12. Use of the present tense apart, the Board sees no reason to question whether the experiments described in Example 2 have been actually performed. Nevertheless, it remains to be assessed whether the results of Example 2 are plausible in view of later document D6, which was also relied on by the examining division in its negative conclusion.

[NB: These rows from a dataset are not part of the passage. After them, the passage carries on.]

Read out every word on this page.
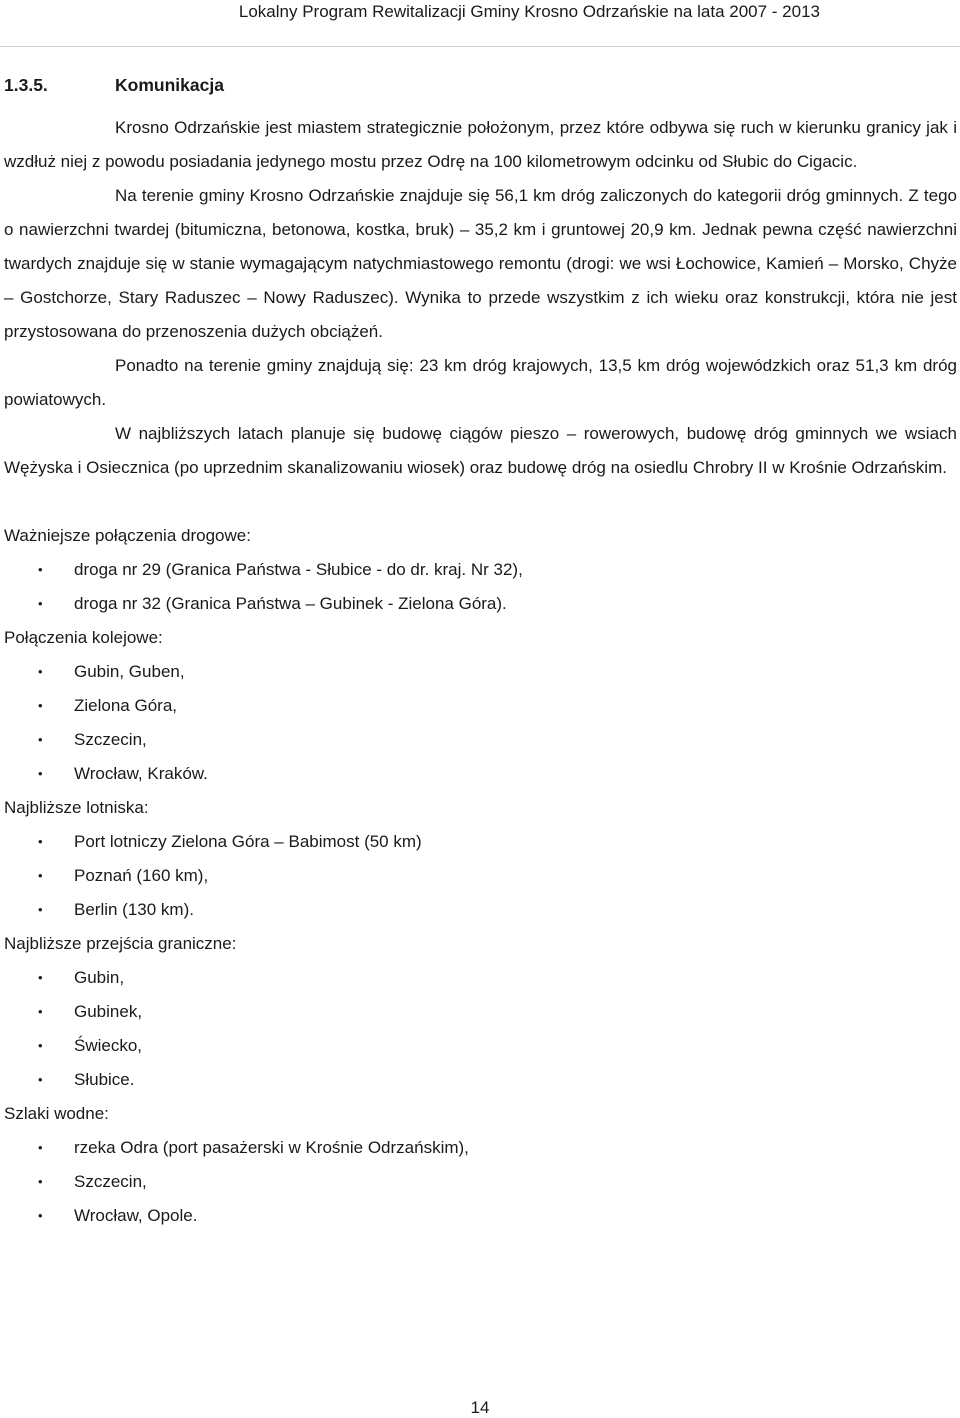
Lokalny Program Rewitalizacji Gminy Krosno Odrzańskie na lata 2007 - 2013
1.3.5.	Komunikacja

Krosno Odrzańskie jest miastem strategicznie położonym, przez które odbywa się ruch w kierunku granicy jak i wzdłuż niej z powodu posiadania jedynego mostu przez Odrę na 100 kilometrowym odcinku od Słubic do Cigacic.

Na terenie gminy Krosno Odrzańskie znajduje się 56,1 km dróg zaliczonych do kategorii dróg gminnych. Z tego o nawierzchni twardej (bitumiczna, betonowa, kostka, bruk) – 35,2 km i gruntowej 20,9 km. Jednak pewna część nawierzchni twardych znajduje się w stanie wymagającym natychmiastowego remontu (drogi: we wsi Łochowice, Kamień – Morsko, Chyże – Gostchorze, Stary Raduszec – Nowy Raduszec). Wynika to przede wszystkim z ich wieku oraz konstrukcji, która nie jest przystosowana do przenoszenia dużych obciążeń.

Ponadto na terenie gminy znajdują się: 23 km dróg krajowych, 13,5 km dróg wojewódzkich oraz 51,3 km dróg powiatowych.

W najbliższych latach planuje się budowę ciągów pieszo – rowerowych, budowę dróg gminnych we wsiach Wężyska i Osiecznica (po uprzednim skanalizowaniu wiosek) oraz budowę dróg na osiedlu Chrobry II w Krośnie Odrzańskim.

Ważniejsze połączenia drogowe:

• droga nr 29 (Granica Państwa - Słubice - do dr. kraj. Nr 32),
• droga nr 32 (Granica Państwa – Gubinek - Zielona Góra).

Połączenia kolejowe:

• Gubin, Guben,
• Zielona Góra,
• Szczecin,
• Wrocław, Kraków.

Najbliższe lotniska:

• Port lotniczy Zielona Góra – Babimost (50 km)
• Poznań (160 km),
• Berlin (130 km).

Najbliższe przejścia graniczne:

• Gubin,
• Gubinek,
• Świecko,
• Słubice.

Szlaki wodne:

• rzeka Odra (port pasażerski w Krośnie Odrzańskim),
• Szczecin,
• Wrocław, Opole.
14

13. Document D6 is a post-published document submitted by the appellant itself in support of its case and to be seen as an expert opinion. The polynucleotide sequences described in document D6 encode chimeric CD40 ligands in which one or more subdomain(s) is/are of a non-human origin, preferably of a murine origin, and the other subdomain(s) is/are of a human origin (see in particular paragraph 00110 on pages 22 to 23 and claim 1). Such chimeric genes are not encompassed by claim 1 of the main request. Thus, any conclusion drawn regarding such chimeric genes of document D6 is meaningless with respect to the present assessment. Two chimeric CD40 ligands encoded by genes, which have been acknowledged by the appellant to be encompassed by claim 1 of the main request (see top of page 4 of the statement setting out the grounds of appeal), have been included in some experiments reported in document D6. The results of those experiments are given in the form of histograms which confirm that, as announced in Example 2 of the present application, human CLL cells transfected with a vector carrying a chimeric CD40 ligand gene according to claim 1 are indeed capable of expressing the encoded chimeric CD40 ligand. Therefore, the plausibility of the results of Example 2 of the application cannot be questioned on the basis of document D6.
14. Thus, in view of the above remarks, the Board concludes that the claimed invention as a whole involves an inventive step. Therefore, the main request meets the requirements of Article 56 EPC.
15. As the Board is satisfied that the other requirements of the EPC are also meet, the main request may form a basis for the grant of a patent.
For these reasons it is decided that:
1. The decision under appeal is set aside.
2. The case is remitted to the first instance with the order to grant a patent on the basis of claims 1 to 21 of the main request filed during the oral proceedings and a description and drawings to be adapted thereto.